Required. Describes the schema information for vertices. For example, tags.

schema:
  type: vertex
  vertex:
    vid:
      index: 1
      function: hash
      prefix: abc
    tags:
      - name: student
        props:
          - name: age
            type: int
            index: 2
          - name: name
            type: string
            index: 1
          - name: gender
            type: string
            defaultValue: "male"
          - name: phone
            type: string
            nullable: true
          - name: email
            type: string
            nullable: true
            nullValue: "__NULL__"
          - name: address
            type: string
            nullable: true
            alternativeIndices:
              - 7
              - 8

# concatItems examples
schema:
  type: vertex
  vertex:
    vid:
      concatItems:
        - "abc"
        - 1
      function: hash
schema.vertex.vid

Optional. Describes the vertex ID column and the function used for the vertex ID.

  • index: Optional. The column number in the CSV file. Started with 0. The default value is 0.
  • concatItems: Optional. The concat item can be string, int or mixed. string represents a constant, and int represents an index column. Then connect all items.If set, the above index will have no effect.
  • function: Optional. Functions to generate the VIDs. Currently, we only support function hash.
  • type: Optional. The type for VIDs. The default value is string.
  • prefix: Optional. Add prefix to the original vid. When function is specified also, prefix is applied to the original vid before function.
schema.vertex.tags

Optional. Because a vertex can have several tags, different tags are described in the schema.vertex.tags parameter.

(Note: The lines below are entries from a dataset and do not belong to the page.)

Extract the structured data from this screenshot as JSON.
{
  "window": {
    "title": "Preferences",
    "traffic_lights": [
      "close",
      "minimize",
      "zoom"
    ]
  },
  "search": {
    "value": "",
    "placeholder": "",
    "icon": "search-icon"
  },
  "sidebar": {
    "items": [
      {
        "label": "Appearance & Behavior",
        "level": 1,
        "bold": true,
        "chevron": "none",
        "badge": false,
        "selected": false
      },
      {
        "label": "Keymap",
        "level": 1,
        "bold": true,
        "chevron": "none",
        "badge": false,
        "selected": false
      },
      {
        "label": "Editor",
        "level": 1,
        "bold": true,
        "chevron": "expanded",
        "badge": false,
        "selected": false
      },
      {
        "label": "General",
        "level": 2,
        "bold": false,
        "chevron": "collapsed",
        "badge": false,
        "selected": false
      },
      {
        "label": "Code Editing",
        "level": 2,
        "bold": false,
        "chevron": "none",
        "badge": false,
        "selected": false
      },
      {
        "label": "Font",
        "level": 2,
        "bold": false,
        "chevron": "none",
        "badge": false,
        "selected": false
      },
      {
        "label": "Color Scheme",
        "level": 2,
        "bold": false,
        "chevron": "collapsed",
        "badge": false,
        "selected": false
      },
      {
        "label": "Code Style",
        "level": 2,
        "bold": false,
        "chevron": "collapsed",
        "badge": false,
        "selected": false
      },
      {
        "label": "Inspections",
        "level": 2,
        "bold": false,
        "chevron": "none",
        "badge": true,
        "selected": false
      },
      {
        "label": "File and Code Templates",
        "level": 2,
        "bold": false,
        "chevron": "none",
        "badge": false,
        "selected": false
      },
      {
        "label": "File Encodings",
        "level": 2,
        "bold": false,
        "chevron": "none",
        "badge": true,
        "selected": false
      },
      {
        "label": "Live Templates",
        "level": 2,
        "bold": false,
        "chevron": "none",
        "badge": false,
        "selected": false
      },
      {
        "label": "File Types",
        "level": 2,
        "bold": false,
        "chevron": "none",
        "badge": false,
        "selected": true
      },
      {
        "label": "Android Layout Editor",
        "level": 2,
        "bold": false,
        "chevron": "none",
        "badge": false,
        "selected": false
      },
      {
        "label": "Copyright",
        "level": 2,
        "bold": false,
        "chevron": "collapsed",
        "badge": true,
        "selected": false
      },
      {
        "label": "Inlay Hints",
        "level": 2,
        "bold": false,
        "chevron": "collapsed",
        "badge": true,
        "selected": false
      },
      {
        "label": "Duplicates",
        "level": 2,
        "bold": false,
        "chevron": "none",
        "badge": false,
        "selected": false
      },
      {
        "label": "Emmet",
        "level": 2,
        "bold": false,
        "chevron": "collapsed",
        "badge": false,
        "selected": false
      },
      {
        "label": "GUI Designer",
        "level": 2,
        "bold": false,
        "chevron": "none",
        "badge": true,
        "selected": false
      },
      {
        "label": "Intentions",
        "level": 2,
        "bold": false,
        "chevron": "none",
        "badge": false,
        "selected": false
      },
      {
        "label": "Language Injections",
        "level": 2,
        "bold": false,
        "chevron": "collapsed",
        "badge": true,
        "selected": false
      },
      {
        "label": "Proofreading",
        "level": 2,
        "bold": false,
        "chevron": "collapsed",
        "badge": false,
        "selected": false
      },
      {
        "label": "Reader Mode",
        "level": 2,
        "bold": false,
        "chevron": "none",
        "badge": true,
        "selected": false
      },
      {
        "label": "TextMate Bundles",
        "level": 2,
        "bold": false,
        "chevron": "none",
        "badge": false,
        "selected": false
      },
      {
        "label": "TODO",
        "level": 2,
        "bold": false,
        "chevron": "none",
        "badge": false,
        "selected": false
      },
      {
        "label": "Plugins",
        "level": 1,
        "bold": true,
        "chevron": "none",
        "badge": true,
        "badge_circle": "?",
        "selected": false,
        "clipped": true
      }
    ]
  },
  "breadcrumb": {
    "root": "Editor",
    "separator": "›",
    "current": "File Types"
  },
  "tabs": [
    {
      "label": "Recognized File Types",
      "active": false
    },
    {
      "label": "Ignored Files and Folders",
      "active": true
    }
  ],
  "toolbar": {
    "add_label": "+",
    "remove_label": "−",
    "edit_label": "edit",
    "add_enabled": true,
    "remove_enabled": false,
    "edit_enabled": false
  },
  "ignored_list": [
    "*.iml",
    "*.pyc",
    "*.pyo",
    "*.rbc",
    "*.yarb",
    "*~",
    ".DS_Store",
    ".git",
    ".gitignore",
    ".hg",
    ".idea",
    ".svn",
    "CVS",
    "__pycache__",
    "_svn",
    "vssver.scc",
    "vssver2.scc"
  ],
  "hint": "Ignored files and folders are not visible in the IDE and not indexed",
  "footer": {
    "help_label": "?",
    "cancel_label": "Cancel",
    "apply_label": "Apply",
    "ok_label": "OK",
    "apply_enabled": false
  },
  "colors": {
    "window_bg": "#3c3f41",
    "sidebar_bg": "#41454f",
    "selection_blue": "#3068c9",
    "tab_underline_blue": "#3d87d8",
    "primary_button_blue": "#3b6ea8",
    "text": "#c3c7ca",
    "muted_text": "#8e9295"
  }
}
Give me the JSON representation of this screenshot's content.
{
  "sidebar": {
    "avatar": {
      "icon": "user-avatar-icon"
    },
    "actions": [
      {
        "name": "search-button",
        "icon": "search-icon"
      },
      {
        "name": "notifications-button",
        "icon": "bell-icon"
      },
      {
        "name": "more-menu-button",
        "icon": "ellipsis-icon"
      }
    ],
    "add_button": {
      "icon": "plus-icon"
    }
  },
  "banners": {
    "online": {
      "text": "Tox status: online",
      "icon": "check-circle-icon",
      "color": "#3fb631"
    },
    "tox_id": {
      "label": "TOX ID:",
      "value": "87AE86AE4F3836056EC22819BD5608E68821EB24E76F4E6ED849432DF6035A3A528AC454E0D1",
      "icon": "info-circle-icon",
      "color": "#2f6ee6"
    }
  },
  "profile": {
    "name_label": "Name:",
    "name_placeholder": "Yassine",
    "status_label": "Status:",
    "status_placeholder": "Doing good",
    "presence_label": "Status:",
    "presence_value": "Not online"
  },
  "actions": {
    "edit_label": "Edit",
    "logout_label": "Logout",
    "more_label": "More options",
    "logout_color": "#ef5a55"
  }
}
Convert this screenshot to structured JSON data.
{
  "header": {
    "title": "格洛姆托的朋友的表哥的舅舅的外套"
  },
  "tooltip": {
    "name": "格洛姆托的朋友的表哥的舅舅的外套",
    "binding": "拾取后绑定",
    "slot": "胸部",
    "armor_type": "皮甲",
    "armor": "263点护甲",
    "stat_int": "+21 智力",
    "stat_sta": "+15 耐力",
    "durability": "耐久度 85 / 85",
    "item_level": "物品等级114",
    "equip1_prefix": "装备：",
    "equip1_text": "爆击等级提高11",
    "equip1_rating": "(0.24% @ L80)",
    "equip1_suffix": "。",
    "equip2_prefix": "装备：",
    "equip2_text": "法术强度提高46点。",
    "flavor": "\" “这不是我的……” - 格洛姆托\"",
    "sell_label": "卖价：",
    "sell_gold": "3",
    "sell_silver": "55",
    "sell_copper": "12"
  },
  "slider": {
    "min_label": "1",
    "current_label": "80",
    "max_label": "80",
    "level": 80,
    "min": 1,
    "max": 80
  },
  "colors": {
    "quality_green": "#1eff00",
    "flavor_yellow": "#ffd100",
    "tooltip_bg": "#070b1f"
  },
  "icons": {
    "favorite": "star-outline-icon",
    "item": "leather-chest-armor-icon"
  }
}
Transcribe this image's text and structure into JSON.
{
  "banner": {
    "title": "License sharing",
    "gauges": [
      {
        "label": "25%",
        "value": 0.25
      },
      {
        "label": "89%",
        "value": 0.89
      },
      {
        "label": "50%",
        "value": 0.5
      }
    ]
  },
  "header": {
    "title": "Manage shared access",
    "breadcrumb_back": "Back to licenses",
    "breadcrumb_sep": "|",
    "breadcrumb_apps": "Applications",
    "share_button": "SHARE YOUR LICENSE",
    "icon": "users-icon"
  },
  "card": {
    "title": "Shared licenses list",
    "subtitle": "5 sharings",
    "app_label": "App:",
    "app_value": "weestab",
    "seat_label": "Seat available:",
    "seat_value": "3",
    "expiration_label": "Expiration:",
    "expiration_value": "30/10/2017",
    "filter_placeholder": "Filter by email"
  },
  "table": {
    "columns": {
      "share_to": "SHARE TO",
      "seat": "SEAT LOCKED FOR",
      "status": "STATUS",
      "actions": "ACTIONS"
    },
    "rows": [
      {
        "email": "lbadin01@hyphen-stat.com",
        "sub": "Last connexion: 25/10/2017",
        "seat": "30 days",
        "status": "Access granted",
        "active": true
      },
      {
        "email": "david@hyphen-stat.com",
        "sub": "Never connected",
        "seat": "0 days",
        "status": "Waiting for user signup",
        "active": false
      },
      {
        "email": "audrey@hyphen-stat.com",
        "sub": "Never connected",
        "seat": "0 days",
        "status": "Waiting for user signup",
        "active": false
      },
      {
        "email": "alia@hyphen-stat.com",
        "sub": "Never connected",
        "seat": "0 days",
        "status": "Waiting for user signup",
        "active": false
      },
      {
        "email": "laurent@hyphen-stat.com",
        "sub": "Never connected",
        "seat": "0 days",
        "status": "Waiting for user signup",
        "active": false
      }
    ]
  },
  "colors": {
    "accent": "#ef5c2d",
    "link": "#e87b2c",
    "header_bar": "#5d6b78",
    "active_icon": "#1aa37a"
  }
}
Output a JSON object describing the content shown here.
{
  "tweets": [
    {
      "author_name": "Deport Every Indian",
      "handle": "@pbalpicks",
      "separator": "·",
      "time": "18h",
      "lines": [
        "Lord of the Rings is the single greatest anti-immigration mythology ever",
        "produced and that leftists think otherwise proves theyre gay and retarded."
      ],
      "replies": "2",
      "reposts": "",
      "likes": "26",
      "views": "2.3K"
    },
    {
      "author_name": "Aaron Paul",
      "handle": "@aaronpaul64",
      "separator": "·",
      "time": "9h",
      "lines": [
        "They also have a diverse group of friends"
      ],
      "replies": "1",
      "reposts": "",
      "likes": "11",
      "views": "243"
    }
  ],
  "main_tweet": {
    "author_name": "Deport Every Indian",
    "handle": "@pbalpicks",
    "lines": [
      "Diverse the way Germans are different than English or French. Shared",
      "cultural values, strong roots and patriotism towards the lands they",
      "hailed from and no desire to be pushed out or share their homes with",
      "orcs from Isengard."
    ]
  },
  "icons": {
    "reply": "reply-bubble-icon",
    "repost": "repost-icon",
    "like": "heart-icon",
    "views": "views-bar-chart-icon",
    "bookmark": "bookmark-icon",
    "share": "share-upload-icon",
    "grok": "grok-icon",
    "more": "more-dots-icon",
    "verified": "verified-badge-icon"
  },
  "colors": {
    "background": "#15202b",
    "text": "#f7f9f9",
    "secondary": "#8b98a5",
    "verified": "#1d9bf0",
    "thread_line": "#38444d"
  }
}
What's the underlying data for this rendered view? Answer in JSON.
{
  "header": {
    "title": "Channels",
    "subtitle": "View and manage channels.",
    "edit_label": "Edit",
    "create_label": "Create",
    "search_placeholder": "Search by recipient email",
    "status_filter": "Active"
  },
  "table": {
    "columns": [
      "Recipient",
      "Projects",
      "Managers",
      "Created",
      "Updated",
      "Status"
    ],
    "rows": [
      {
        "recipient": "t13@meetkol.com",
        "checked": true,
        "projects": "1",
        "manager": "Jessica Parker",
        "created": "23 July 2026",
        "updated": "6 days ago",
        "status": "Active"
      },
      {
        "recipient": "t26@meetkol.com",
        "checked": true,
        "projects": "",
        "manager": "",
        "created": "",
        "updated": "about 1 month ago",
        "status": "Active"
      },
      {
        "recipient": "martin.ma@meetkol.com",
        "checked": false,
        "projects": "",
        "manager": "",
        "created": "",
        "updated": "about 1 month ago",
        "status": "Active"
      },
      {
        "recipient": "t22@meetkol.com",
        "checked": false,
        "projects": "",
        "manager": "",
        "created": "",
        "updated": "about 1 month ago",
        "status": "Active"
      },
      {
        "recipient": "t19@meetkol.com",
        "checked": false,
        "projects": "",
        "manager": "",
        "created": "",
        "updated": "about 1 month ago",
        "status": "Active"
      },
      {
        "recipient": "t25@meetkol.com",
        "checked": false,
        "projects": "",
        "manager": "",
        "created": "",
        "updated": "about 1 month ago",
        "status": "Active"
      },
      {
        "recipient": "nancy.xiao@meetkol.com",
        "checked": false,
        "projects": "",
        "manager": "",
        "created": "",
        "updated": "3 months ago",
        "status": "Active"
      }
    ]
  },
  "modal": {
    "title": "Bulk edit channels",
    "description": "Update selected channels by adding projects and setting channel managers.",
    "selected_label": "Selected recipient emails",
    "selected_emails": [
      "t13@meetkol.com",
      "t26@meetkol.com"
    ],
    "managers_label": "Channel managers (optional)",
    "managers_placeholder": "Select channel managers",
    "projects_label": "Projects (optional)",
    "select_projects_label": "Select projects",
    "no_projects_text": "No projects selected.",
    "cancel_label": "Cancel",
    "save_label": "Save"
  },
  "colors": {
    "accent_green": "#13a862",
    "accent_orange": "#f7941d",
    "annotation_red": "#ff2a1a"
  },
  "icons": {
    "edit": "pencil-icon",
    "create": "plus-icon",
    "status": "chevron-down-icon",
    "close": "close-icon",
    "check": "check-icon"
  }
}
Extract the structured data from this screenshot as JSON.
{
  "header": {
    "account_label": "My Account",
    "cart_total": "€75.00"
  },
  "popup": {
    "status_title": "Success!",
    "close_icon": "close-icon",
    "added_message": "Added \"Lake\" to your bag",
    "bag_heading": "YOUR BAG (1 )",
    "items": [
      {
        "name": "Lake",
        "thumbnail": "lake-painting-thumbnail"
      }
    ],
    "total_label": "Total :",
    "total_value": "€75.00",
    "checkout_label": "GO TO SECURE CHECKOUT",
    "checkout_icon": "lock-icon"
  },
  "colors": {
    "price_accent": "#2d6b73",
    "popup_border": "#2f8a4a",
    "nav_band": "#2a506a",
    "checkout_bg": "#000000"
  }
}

Each tag contains the following two properties:

  • name: The tag name.
  • prop: A property of the tag. Each property contains the following two fields:
    • name: Required. The property name, must be the same with the tag property in Nebula Graph.
    • type: Optional. The property type, currently bool, int, float, double, string, time, timestamp, date, datetime, geography, geography(point), geography(linestring) and geography(polygon) are supported.
    • index: Optional. The column number in the CSV file.
    • nullable: Optional. Whether this prop property can be NULL, optional values is true or false, default false.
    • nullValue: Optional. Ignored when nullable is false. The property is set to NULL when the value is equal to nullValue, default "".
    • alternativeIndices: Optional. Ignored when nullable is false. The property is fetched from csv according to the indices in order until not equal to nullValue.
    • defaultValue: Optional. Ignored when nullable is false. The property default value, when all the values obtained by index and alternativeIndices are nullValue.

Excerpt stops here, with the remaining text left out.